Die erste Begegnung zwischen Christine Schmidts Lebensgefährten Johann und ihrem Vater Heinz ging gründlich daneben (Dora Heldt: Urlaub mit Papa, dtv). Auch als gestandene Frau von Mitte 40 möchte man ja nicht, dass der Partner denkt, man entstamme einem Haufen meschuggener Nervensägen, denen jeglicher Bezug zur Realität fehlt. Also startet Christine einen neuen Versuch: Beim Urlaub auf Sylt, im Haus von Christines Eltern, soll Johann davon überzeugt werden, dass ihre Familie eigentlich ganz nett und normal ist.

Schon am Bahnsteig ahnt Christine, dass das wohl auch diesmal schief gehen wird. Denn mit Sack und Pack und einem knallroten Hut steht auf einmal Papas Schwester da, Inge Müller, die eigentlich bei ihrem Mann Walter in Dortmund sein sollte. Tante Inge, so stellt sich heraus, war zur Kur. Dort muss ihr wohl das eine oder andere Licht aufgegangen sein, denn sie hat beschlossen, ihr Leben grundlegend zu verändern.

Schön für Inge. Aber was wird ihr "großer Bruder" Heinz dazu sagen? Er ist schon seit Kindertagen davon überzeugt, Inge vor jeglichem Unheil bewahren zu müssen. Und wer Heinz kennt, weiß: wo er helfend eingreift, da wächst kein Gras mehr. Das weiß auch Inge und hält sich zum Ärger der Verwandten bezüglich ihrer Pläne sehr bedeckt. Dass nun auch noch Inges Kur-Freundin Renate auftaucht, die Inge "beistehen" will und mit ihren eigenen Spekulationen die Gerüchteküche weiter anheizt, macht die Sache nicht einfacher.

Heinz, sein Kumpel Kalli und Schwager Walter starten mit Renates Hilfe ein Rettungsprogramm für Inges Ehe, das Heinz Eheweib Charlotte aus dem Haus und Tochter Christine auf die Palme treibt. Die Aktion mündet prompt in ein fürchterliches Tohuwabohu, im dem unter anderem eine Hecke, ein angebrochener Hintern und ein Polizeieinsatz eine Rolle spielen.

Christine ist weiter denn je davon entfernt, ihre Familie als nett und normal präsentieren zu können.

Ein Gutes hat der ganze Zirkus jedoch: Er bringt Christine ins Grübeln. Tante Inge wagt mit Mitte 60 noch einen Neuanfang, Christine dagegen graut es dermaßen vor Veränderungen, dass sie mit Johann immer noch eine Wochenendbeziehung führt, obwohl es die Option gäbe, zu ihm nach Bremen zu ziehen.

Wird auch Christine Mut zur Veränderung fassen?

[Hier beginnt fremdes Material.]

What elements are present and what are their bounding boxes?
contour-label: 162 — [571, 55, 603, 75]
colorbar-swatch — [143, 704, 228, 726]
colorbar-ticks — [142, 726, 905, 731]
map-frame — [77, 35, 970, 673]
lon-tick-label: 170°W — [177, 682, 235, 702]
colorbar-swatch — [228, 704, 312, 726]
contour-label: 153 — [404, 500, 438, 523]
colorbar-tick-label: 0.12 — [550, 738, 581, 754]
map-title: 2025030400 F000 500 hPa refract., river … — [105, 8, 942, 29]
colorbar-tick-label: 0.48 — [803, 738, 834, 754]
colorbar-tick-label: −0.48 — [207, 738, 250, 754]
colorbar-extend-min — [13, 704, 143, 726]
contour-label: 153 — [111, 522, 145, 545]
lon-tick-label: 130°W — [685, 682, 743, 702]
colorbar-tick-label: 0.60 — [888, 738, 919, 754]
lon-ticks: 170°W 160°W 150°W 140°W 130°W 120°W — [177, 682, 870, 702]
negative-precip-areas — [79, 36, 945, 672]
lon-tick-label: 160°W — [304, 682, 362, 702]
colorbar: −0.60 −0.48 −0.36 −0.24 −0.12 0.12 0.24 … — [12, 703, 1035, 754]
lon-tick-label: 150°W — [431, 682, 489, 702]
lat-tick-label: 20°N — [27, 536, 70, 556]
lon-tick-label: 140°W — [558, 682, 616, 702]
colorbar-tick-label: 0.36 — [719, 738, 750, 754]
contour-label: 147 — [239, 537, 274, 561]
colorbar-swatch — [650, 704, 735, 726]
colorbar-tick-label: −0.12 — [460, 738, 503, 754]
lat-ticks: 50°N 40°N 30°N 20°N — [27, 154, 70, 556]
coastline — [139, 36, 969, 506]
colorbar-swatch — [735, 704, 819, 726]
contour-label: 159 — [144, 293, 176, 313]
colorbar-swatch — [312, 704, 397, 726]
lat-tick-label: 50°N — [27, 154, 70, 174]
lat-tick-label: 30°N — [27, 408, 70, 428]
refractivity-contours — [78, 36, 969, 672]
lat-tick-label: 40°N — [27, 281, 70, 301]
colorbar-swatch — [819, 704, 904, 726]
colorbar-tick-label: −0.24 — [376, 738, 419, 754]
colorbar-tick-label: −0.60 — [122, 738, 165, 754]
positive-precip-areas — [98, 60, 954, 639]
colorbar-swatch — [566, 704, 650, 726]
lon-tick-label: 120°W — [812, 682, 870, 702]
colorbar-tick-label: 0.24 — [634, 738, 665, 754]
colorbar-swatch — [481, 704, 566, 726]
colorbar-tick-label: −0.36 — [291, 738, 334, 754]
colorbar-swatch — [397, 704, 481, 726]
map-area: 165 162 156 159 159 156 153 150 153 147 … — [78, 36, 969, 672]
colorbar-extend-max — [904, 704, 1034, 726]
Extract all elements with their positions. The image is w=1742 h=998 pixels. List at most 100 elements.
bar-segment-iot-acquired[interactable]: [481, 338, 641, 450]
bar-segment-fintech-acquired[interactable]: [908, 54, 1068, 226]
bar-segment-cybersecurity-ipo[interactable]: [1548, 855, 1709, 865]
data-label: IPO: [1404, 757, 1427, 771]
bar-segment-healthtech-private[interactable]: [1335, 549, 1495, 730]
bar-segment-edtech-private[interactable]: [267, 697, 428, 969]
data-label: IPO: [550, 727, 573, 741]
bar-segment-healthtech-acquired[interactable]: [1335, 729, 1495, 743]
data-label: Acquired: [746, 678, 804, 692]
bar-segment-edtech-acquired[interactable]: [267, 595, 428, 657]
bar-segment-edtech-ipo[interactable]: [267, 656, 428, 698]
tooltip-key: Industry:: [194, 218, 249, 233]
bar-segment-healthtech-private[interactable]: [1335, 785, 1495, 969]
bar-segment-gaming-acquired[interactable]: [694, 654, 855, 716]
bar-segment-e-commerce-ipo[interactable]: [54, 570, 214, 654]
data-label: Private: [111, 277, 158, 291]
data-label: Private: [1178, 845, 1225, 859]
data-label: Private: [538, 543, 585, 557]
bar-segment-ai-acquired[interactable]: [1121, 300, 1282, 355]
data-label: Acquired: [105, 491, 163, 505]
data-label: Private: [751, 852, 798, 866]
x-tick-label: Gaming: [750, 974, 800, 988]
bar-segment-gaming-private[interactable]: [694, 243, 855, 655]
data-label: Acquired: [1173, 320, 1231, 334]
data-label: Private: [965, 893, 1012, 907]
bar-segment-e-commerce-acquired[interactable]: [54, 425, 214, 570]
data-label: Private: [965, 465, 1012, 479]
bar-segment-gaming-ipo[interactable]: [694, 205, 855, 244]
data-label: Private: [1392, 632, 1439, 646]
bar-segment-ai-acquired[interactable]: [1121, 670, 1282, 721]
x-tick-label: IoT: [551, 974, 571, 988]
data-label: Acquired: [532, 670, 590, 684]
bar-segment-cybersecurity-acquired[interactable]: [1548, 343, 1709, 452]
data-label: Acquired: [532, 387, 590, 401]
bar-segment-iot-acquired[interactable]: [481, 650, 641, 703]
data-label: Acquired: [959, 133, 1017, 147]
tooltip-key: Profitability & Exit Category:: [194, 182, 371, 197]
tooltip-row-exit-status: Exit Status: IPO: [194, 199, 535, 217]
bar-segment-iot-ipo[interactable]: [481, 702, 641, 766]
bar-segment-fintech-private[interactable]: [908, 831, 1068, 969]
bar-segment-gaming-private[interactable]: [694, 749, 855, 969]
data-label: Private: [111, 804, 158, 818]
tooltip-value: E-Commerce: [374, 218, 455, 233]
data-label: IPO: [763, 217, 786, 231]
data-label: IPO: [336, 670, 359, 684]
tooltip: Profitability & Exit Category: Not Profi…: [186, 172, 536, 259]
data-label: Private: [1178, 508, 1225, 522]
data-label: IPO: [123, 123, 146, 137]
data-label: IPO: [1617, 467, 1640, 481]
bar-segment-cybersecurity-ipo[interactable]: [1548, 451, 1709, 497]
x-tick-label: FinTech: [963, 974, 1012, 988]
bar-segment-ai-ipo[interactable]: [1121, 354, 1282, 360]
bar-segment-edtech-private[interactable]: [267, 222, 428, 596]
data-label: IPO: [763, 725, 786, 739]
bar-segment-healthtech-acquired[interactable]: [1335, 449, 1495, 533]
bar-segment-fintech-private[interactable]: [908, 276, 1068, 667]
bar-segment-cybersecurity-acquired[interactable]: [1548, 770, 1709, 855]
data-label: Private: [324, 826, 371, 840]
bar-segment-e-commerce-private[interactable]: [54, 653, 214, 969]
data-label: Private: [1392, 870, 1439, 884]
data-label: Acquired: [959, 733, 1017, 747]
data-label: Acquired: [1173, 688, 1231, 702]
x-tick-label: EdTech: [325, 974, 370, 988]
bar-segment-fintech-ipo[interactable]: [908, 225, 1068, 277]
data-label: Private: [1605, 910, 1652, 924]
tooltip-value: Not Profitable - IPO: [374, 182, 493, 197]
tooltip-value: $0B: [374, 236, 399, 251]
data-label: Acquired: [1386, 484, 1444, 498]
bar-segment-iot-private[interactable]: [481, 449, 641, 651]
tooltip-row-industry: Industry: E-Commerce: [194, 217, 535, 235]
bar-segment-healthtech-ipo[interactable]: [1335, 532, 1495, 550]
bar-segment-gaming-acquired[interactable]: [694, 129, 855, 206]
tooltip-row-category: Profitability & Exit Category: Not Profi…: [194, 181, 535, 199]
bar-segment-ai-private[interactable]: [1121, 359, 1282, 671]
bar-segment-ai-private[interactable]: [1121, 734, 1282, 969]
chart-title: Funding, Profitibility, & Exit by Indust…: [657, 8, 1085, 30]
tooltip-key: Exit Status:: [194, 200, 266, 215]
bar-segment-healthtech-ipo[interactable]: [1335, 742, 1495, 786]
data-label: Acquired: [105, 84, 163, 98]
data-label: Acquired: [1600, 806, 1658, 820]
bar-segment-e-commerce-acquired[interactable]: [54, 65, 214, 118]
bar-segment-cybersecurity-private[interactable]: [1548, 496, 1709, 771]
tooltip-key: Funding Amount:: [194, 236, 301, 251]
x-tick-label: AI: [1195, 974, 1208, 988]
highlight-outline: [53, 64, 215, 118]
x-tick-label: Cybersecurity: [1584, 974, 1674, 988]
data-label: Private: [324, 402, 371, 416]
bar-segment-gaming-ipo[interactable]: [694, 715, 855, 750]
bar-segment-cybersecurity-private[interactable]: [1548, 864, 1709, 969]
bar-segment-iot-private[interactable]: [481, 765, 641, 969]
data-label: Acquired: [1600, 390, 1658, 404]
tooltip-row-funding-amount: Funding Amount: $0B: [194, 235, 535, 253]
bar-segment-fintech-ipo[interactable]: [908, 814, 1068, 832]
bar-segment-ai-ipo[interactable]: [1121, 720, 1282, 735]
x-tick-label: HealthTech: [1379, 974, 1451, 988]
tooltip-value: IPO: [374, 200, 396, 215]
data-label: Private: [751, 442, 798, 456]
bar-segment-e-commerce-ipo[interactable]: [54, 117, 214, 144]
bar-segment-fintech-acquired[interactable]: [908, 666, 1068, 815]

Und was genau hat eigentlich Tante Inge vor? Bisher hat sie sich ja standhaft geweigert, ihre Familie in ihre konkreten Pläne einzuweihen. Nur Anika, die nette Bedienung als dem Lokal "Badezeit", weiß Bescheid. Aus gutem Grund. Und zum Glück. Denn wer weiß, wie die Geschichte sonst ausgegangen wäre ...

Christines Familie ist einfach ... unbeschreiblich! Wenn Heinz und sein Schwager am Telefon die Befindlichkeiten der weiblichen Familienmitglieder erörtern, dann bleibt kein Auge trocken. Und Schwager Walter, der sparsame Steuerinspektor im Ruhestand, steht Heinz in nichts nach.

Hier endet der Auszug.